C’est là qu’intervient la p-value : si elle est inférieure à 0,05, on considère que la probabilité que les résultats soient dus au hasard est inférieure à 5 %, donc statistiquement significative.
Mais attention : ce n’est pas une preuve absolue. Une p<0,05 signifie “c’est probablement vrai, mais on garde 5 % de doute”.
3. Significatif ≠ utile : l’importance de l’effet clinique
Un traitement peut être “statistiquement efficace” mais avoir un effet clinique minime. Par exemple : réduire la douleur de 0,2 sur une échelle de 10.
C’est pourquoi on regarde aussi la taille de l’effet, pas seulement s’il est “significatif”.
4. Les preuves solides ne reposent pas sur une seule étude
Un essai isolé ne suffit pas. Il faut :
- plusieurs études indépendantes avec des résultats cohérents,
- des méta-analyses, qui compilent les résultats de dizaines d’études,
- et des recommandations issues de comités scientifiques (ex : Cochrane, HAS, SFCO…).
C’est ce niveau de validation qui permet d’affirmer, par exemple, que la kétamine est efficace en analgésie périopératoire, ou que la chlorhexidine réduit les infections post-opératoire.
5. La question sensible de l’homéopathie !
L’homéopathie n’a jamais démontré d’effet supérieur au placebo dans des essais randomisés bien conduits.

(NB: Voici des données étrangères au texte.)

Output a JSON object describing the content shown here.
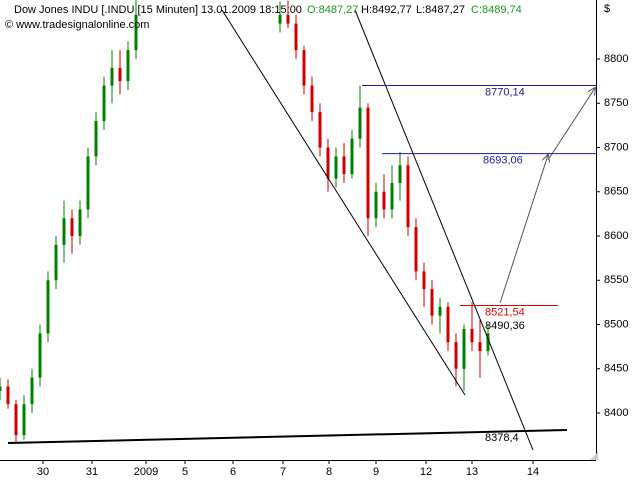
{
  "chart_data": {
    "type": "candlestick",
    "title": "Dow Jones INDU [.INDU [15 Minuten]",
    "datetime": "13.01.2009 18:15:00",
    "ohlc_labels": [
      "O:8487,27",
      "H:8492,77",
      "L:8487,27",
      "C:8489,74"
    ],
    "credit": "© www.tradesignalonline.com",
    "y_label": "$",
    "up_color": "#008000",
    "down_color": "#cc0000",
    "xlim": [
      0,
      149
    ],
    "ylim": [
      8346.9,
      8866.7
    ],
    "yticks": [
      8400,
      8450,
      8500,
      8550,
      8600,
      8650,
      8700,
      8750,
      8800
    ],
    "xticks": [
      {
        "value": 10.75,
        "label": "30"
      },
      {
        "value": 23,
        "label": "31"
      },
      {
        "value": 36.5,
        "label": "2009"
      },
      {
        "value": 46.25,
        "label": "5"
      },
      {
        "value": 58.25,
        "label": "6"
      },
      {
        "value": 70.75,
        "label": "7"
      },
      {
        "value": 82.25,
        "label": "8"
      },
      {
        "value": 94,
        "label": "9"
      },
      {
        "value": 106.5,
        "label": "12"
      },
      {
        "value": 118,
        "label": "13"
      },
      {
        "value": 133.25,
        "label": "14"
      }
    ],
    "x": [
      0,
      2,
      4,
      6,
      8,
      10,
      12,
      14,
      16,
      18,
      20,
      22,
      24,
      26,
      28,
      30,
      32,
      34,
      70,
      72,
      74,
      76,
      78,
      80,
      82,
      84,
      86,
      88,
      90,
      92,
      94,
      96,
      98,
      100,
      102,
      104,
      106,
      108,
      110,
      112,
      114,
      116,
      118,
      120,
      122
    ],
    "open": [
      8425,
      8430,
      8410,
      8375,
      8410,
      8440,
      8490,
      8550,
      8590,
      8620,
      8600,
      8630,
      8690,
      8730,
      8770,
      8790,
      8775,
      8810,
      8840,
      8850,
      8840,
      8810,
      8770,
      8740,
      8700,
      8665,
      8690,
      8670,
      8710,
      8745,
      8620,
      8650,
      8630,
      8660,
      8680,
      8610,
      8560,
      8540,
      8510,
      8520,
      8480,
      8450,
      8495,
      8480,
      8470
    ],
    "high": [
      8440,
      8438,
      8415,
      8420,
      8450,
      8500,
      8560,
      8600,
      8640,
      8630,
      8640,
      8700,
      8740,
      8780,
      8810,
      8810,
      8820,
      8870,
      8865,
      8866,
      8850,
      8815,
      8780,
      8750,
      8710,
      8700,
      8705,
      8720,
      8770,
      8750,
      8660,
      8670,
      8680,
      8695,
      8690,
      8620,
      8570,
      8550,
      8530,
      8525,
      8490,
      8500,
      8525,
      8505,
      8500
    ],
    "low": [
      8415,
      8405,
      8365,
      8370,
      8400,
      8430,
      8480,
      8540,
      8570,
      8580,
      8590,
      8620,
      8680,
      8720,
      8750,
      8760,
      8765,
      8800,
      8830,
      8835,
      8800,
      8760,
      8730,
      8690,
      8650,
      8655,
      8660,
      8665,
      8700,
      8600,
      8610,
      8620,
      8620,
      8640,
      8600,
      8550,
      8520,
      8500,
      8490,
      8470,
      8430,
      8425,
      8470,
      8440,
      8465
    ],
    "close": [
      8430,
      8410,
      8375,
      8410,
      8440,
      8490,
      8550,
      8590,
      8620,
      8600,
      8630,
      8690,
      8730,
      8770,
      8790,
      8775,
      8810,
      8850,
      8850,
      8840,
      8810,
      8770,
      8740,
      8700,
      8665,
      8690,
      8670,
      8710,
      8745,
      8620,
      8650,
      8630,
      8660,
      8680,
      8610,
      8560,
      8540,
      8510,
      8520,
      8480,
      8450,
      8495,
      8480,
      8470,
      8490
    ],
    "levels": [
      {
        "value": 8770.14,
        "label": "8770,14",
        "color": "#1a1aa6",
        "x": [
          90.5,
          149
        ]
      },
      {
        "value": 8693.06,
        "label": "8693,06",
        "color": "#1a1aa6",
        "x": [
          95.5,
          149
        ]
      },
      {
        "value": 8521.54,
        "label": "8521,54",
        "color": "#e00000",
        "x": [
          115,
          139.5
        ]
      },
      {
        "value": 8490.36,
        "label": "8490,36",
        "color": "#000000"
      },
      {
        "value": 8378.4,
        "label": "8378,4",
        "color": "#000000"
      }
    ],
    "trendlines": [
      {
        "x": [
          55.5,
          116.25
        ],
        "y": [
          8855.4,
          8420.3
        ],
        "color": "#000000"
      },
      {
        "x": [
          88.75,
          133.25
        ],
        "y": [
          8855.4,
          8358.2
        ],
        "color": "#000000"
      },
      {
        "x": [
          2,
          141.75
        ],
        "y": [
          8366.1,
          8380.8
        ],
        "color": "#000000",
        "width": 2
      }
    ],
    "arrows": [
      {
        "x": [
          125,
          137
        ],
        "y": [
          8524.3,
          8691.5
        ],
        "color": "#555555"
      },
      {
        "x": [
          137,
          148.75
        ],
        "y": [
          8685.9,
          8767.2
        ],
        "color": "#555555"
      }
    ]
  }
}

- Elle repose sur des principes qui contredisent les bases de la pharmacologie (plus c’est dilué, plus c’est actif).
- Les revues systématiques et méta-analyses concluent à une absence d’efficacité spécifique.
Elle ne passe pas le test Evidence-Based Medicine, non par principe, mais faute de résultats reproductibles.

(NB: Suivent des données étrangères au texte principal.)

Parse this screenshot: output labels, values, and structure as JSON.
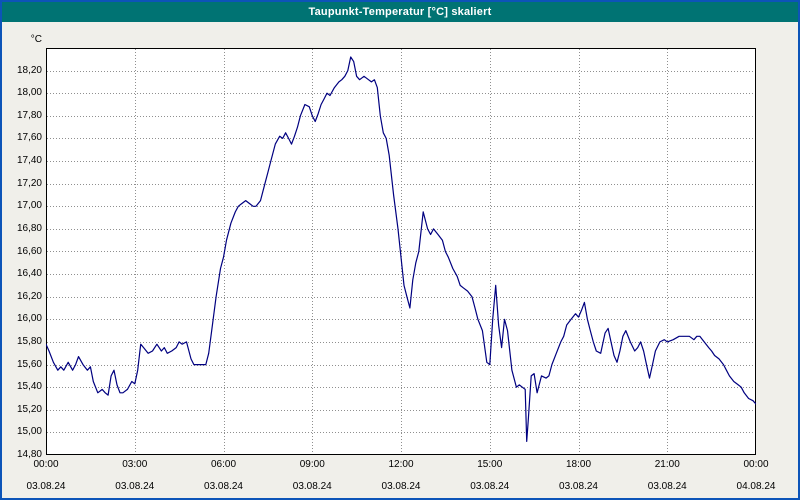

Sources : Rapport INSERM 2015 ; Cochrane Database ; Académie nationale de Médecine : https://www.academie-medecine.fr/wp-content/uploads/2019/03/CP-homéopathie-ANM-ANP.pdf
6. Et l’effet placebo dans tout ça ?
Un placebo, c’est une substance sans principe actif (comme une gélule vide ou une solution neutre), mais qui peut avoir un effet réel sur les symptômes… dans certaines situations.
L’effet placebo est bien documenté :
- Il est particulièrement visible dans la douleur, les troubles fonctionnels (intestin irritable, fatigue chronique) et l’insomnie légère.
- Il active des mécanismes neurobiologiques mesurables (dopamine, opioïdes endogènes).
- Il dépend fortement de la relation praticien-patient, du contexte de soin, et de la croyance dans le traitement (coucou l’homéopathie).
Mais cet effet :
- est souvent limité dans le temps,
- ne soigne pas la cause réelle d’une maladie,
- ne justifie pas de proposer un traitement sans fondement scientifique sous prétexte “que ça fait du bien”.
C’est pourquoi, dans les études rigoureuses, on compare toujours le traitement à un groupe placebo, pour isoler l’efficacité spécifique du traitement.
Sources : Benedetti F. The Patient’s Brain (Oxford, 2010) ; Kaptchuk TJ. NEJM, 2010
Conclusion
La médecine fondée sur les preuves ou Evidence-Based Medicine, repose sur la rigueur, la reproductibilité, et la transparence. Elle ne garantit pas la vérité absolue, mais elle protège contre l’illusion.
Et c’est cette méthode qui permet de progresser sans se mentir — même quand cela nous pousse à renoncer à certaines pratiques séduisantes mais inefficaces.